Tun Tan Siew Sin (; 21 May 1916 – 17 March 1988) was a Malaysian politician who served as the  Minister of Commerce and Industry, Minister of Finance, and 3rd President of the Malaysian Chinese Association (MCA, formerly Malayan Chinese Association), a major component party of Alliance and later Barisan Nasional (BN) coalitions. In his term as the Minister of Finance, a new Malaysian currency, Malaysian Ringgit was introduced. He is the longest-serving Minister of Finance by serving in the position for 15 years.

Early life
The only son of Malaysian statesman and MCA founder Tan Cheng Lock, Tan Siew Sin was born on 21 May 1916 in Malacca.  He was of Baba heritage and did not speak Mandarin.  He was educated at Malacca High School in Malacca and then at Raffles College in Singapore. Before then, he was also sent by his father to a Girls School, that is Suydaim Girls School which is now the Methodist High School.

In 1935, he felt ill and was diagnosed as having tuberculosis. He fully recovered after an operation in Switzerland for treatment. Three years later, he moved on to his higher education in the field of law in England. He never completed his legal studies. Fearing an outbreak of war in Europe, in July 1939 Tun Tan Cheng Lock ordered him and his two sisters to leave London and return to Malacca. On Sept 1, 1939, Hitler invaded Poland, an event that marked the start of World War II. For this reason, He studied only one year of law. He returned from London to take over the family's plantation business in 1939.

Political career
Tan Siew Sin was elected a Member of Parliament for Malacca in 1955.  He joined the Malaysian cabinet first as minister of trade and industry, and later became the finance minister in 1959.  He then took over as president of the MCA in November 1961, and held on to both positions until 1974. Tan was appointed the Deputy Chairman of the Alliance in 1964. He led his party to victory in the 1964 General Election, winning 27 of the 33 parliamentary seats contested.

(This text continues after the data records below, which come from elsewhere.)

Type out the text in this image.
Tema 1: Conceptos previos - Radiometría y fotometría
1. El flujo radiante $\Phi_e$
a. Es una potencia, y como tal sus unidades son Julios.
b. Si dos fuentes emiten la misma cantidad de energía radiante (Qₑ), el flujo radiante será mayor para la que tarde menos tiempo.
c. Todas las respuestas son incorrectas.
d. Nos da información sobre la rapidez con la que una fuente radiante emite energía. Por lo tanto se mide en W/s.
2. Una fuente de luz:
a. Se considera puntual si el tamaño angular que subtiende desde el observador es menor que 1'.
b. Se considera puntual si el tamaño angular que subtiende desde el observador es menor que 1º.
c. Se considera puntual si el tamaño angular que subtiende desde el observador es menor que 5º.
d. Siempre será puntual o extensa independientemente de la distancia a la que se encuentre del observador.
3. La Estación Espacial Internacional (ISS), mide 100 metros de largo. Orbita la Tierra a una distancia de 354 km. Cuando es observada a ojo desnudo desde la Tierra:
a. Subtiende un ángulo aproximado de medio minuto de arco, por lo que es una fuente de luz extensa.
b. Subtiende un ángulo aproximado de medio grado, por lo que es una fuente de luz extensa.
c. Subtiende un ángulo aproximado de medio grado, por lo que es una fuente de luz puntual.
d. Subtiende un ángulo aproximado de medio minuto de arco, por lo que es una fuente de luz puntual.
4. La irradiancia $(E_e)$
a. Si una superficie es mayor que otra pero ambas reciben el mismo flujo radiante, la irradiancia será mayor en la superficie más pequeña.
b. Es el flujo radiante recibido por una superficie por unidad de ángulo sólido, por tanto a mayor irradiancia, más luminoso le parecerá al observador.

Tan however came under criticism for not pushing for the recognition of Mandarin as an official language and the establishment of a Mandarin language university.  In March 1968, Tan proposed setting up the Tunku Abdul Rahman College for Chinese youths who would otherwise be denied an opportunity to tertiary education. The college was formally set up on February 24, 1969. Under Tan's stewardship, the MCA also set up Koperasi Serbaguna Malaysia (KSM), an initiative of MCA Youth based on the cooperative principle.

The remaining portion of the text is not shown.